– То есть так, да, Нова? Ты можешь трахать меня в рот, но я не могу прикасаться к тебе? – ее тон плаксивый и раздражающий, но после двух лет ее общения со мной и командой я более чем привык к этому.
– Ты знаешь правила, Би, – напоминаю я ей, пожимая плечами, что только еще больше злит ее.
– Серьезно? – спрашивает она, многозначительно глядя на меня, и, когда я по-прежнему ничего не отвечаю, она усмехается и поворачивается, чтобы уйти. – Боже, ты такой гребаный козел, Нова!
Я не напоминаю ей, что, даже будучи полностью осведомленной об этом факте, она по-прежнему хочет сосать мой член. Не такой уж я и козел. Хотя, ладно, может, и такой, но предпочитаю промолчать об этом. Брианна подлетает к двери и распахивает ее. За порогом оказывается Джош, мать его, Питерс. Она слишком злится на меня, чтобы вообще обратить на него внимание, и просто проталкивается мимо, исчезая на вечеринке.
Питерс поворачивается ко мне и ухмыляется:
– Ты же знаешь, что тебе не обязательно трахать всех фанаток, верно?
Я бы, наверное, счел его отвращение ироничным и забавным, поскольку он тоже порой потрахивал Брианну, но не собираюсь искать общие темы для разговора с гребаным золотым мальчиком нашей команды.
Я изображаю на лице свою обычную саркастическую улыбку, подхожу к нему и отвечаю:
– Ну, я сегодня нигде не видел твою сестрицу, Питерс, так что пришлось быстренько подстроиться.
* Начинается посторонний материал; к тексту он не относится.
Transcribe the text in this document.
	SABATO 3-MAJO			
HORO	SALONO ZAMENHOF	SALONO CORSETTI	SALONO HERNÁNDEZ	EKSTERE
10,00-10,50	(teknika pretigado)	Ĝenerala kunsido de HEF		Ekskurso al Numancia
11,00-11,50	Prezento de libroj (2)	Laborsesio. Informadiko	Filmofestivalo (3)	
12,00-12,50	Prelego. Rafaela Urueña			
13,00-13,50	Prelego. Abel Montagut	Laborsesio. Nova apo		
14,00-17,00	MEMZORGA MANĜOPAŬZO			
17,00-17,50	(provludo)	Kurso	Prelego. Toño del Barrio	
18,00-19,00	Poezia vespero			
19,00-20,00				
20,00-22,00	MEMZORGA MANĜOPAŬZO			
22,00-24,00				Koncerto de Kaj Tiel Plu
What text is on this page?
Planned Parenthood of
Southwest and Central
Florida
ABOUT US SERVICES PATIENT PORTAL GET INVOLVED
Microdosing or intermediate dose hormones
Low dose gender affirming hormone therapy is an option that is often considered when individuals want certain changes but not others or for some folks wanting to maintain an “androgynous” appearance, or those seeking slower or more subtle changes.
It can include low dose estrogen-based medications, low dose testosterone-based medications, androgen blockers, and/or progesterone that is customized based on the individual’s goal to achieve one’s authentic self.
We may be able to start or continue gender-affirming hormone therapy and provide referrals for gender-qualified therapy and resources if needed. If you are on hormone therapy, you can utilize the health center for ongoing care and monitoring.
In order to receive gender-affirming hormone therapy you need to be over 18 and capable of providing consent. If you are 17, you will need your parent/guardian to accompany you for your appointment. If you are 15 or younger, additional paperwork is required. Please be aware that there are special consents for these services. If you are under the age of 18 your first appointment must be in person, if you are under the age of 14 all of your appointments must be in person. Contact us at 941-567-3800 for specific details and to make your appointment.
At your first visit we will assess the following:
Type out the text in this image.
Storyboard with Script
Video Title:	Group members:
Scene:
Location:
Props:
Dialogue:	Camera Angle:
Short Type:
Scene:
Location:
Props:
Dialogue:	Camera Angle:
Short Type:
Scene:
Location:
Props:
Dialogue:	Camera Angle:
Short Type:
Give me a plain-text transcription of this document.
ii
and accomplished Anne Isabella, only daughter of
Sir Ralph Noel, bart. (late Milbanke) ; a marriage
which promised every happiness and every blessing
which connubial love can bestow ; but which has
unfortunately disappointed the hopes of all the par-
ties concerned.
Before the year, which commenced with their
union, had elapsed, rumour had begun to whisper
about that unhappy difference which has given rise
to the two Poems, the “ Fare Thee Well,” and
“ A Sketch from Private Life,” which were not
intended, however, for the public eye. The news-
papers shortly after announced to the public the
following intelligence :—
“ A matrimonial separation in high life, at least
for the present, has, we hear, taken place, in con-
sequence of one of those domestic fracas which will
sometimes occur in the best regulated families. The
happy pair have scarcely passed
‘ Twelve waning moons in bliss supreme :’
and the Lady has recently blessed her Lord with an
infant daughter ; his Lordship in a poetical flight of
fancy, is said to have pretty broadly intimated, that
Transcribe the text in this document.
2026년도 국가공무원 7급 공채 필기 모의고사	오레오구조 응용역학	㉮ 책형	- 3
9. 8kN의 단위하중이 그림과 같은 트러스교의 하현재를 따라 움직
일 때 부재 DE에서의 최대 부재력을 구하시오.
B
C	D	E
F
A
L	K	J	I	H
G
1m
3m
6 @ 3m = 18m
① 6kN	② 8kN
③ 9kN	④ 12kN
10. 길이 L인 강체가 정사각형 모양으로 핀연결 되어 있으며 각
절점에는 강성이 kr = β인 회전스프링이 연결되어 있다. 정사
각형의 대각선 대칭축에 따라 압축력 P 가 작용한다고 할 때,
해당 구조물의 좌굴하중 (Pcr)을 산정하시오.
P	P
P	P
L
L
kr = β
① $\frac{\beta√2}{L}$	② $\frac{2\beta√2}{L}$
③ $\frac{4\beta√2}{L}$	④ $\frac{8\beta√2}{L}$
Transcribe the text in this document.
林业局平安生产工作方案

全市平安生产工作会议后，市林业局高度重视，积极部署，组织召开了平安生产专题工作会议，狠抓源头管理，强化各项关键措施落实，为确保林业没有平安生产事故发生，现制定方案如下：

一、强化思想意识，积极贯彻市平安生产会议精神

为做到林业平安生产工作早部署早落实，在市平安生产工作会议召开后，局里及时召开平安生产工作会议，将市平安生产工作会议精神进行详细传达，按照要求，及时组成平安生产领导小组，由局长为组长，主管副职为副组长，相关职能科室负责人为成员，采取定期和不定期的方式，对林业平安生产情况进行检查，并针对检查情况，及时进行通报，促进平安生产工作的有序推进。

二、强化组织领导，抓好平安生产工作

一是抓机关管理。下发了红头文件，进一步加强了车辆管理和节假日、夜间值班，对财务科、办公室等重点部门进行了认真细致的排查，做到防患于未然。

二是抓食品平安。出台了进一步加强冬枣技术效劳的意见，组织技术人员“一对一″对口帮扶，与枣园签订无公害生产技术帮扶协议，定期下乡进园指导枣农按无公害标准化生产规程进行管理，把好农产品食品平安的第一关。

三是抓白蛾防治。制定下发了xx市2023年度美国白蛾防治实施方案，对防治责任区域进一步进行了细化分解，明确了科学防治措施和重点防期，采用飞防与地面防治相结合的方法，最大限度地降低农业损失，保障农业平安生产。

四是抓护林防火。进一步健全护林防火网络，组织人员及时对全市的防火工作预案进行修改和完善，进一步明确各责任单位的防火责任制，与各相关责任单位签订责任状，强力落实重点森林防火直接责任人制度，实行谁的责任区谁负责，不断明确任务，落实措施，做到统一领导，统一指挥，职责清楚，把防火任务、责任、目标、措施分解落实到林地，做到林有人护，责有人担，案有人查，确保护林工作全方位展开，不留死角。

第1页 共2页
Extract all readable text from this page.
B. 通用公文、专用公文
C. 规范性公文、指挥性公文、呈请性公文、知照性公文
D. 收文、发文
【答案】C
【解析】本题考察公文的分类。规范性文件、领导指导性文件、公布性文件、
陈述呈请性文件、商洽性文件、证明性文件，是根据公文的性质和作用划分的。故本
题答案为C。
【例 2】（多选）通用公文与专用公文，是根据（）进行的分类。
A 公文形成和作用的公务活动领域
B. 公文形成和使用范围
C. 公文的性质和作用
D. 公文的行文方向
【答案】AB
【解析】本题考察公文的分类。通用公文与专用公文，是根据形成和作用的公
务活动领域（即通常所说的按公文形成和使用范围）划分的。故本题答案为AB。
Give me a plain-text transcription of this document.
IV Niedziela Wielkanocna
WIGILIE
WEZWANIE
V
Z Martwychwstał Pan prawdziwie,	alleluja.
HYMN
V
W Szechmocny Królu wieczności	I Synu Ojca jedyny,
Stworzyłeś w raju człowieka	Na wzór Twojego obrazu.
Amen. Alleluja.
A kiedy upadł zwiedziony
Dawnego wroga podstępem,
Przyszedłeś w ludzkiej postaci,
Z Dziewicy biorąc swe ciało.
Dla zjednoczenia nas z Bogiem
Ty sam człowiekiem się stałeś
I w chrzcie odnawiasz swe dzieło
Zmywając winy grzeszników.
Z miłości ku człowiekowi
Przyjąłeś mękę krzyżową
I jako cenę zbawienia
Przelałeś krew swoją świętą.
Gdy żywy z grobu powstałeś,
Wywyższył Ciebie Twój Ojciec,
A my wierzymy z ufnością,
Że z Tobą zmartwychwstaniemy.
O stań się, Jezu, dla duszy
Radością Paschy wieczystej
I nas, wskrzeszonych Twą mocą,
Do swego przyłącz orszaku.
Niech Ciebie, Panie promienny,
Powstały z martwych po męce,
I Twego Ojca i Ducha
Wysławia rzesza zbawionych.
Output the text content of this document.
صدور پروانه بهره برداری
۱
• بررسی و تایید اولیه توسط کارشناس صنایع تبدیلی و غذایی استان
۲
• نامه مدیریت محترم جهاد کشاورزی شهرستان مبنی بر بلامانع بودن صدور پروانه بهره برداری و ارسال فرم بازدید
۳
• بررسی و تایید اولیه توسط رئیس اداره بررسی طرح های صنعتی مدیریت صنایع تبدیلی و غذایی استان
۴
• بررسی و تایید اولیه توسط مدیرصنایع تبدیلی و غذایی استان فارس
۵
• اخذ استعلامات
Всем доподлинно известно, что Джош запретил прикасаться к своей младшей сестре, как только та переехала на кампус, и это ужасно забавно, ведь не думаю, что кто-либо на этой земле смог бы приблизиться к принцессе Питерс и ее заносчивой, изнеженной заднице хоть на шаг.
– Следи за своим гребаным языком, когда говоришь о ней, – предупреждает он, и я смеюсь, наслаждаясь тем, что вывожу из себя обычно хладнокровного и собранного Джоша Питерса.
– Где же принцесса Питерс этим прекрасным вечером, Джоши?
Я подхожу к нему и получаю удовольствие от того, что возвышаюсь над ним. Ненависть между нами реальна и всегда будет существовать, но она стала еще сильнее с тех пор, как его пост капитана перешел ко мне. Думаю, папина чековая книжка не может купить ему всего.
Он смотрит на меня с нескрываемым презрением и выплевывает:
– Не твое собачье дело!
Я издаю сдавленный смешок, качаю головой и решаю сыграть на нашей взаимной ненависти.
– Хм-м-м, дай угадаю, – я демонстративно постукиваю себя по подбородку, как будто действительно задумываюсь об этом. – Бьюсь об заклад, она на той большой деловой вечеринке, которую устраивает твой папочка, верно? На что на этот раз проводится сбор средств? На новые колеса для его гребаного Роллс-Ройса?
– Отвали, Даркмор!
Понимая, что более чем достиг своей цели взбесить его, я улыбаюсь и мурлычу:
– С удовольствием.
Я толкаю его плечом с большей силой, чем необходимо, но как обычно золотой мальчик не отвечает, зная, что со мной лучше не связываться. Вообще он отвечает мне, только когда дело связано с его сестрой, а я нарочно дразню его.
Между мной и семьей Питерс холодная война с тех пор, как многоуважаемый, напыщенный мэр Хьюго Питерс решил трахнуть свою секретаршу, которой, так уж случилось, оказалась моя мама. Я достаточно долго наблюдал за тем, как он кормил ее своей дерьмовой фальшивой любовью, начиная с цветов и любовных записок и заканчивая тайными выходными. Мама влюбилась в него по уши, боготворила землю, по которой он, мать его, ходил. Конечно, он казался ей отличным парнем, особенно учитывая, что мой отец был полным куском дерьма и бросил ее, когда я еще был ребенком. Он предпочел нам свою мечту стать профессиональным спортсменом. С тех пор он переехал, женился на какой-то двадцатипятилетней девице, пока мама была по уши в долгах, и ей нужно было растить ребенка. Папаша пытается время от времени звонить мне, чтобы поговорить о хоккее, так как его карьера уже подошла к концу, но я не заинтересован в том, чтобы строить с ним отношения. Мне было тяжело наблюдать за тем, как мама переживала после его ухода, и я не хочу, чтобы он снова появился в ее жизни. Я помогал ей, чем мог, с тех пор как стал достаточно взрослым, и у нас все было бы хорошо, если бы Хьюго Питерс держал свои гребаные руки при себе.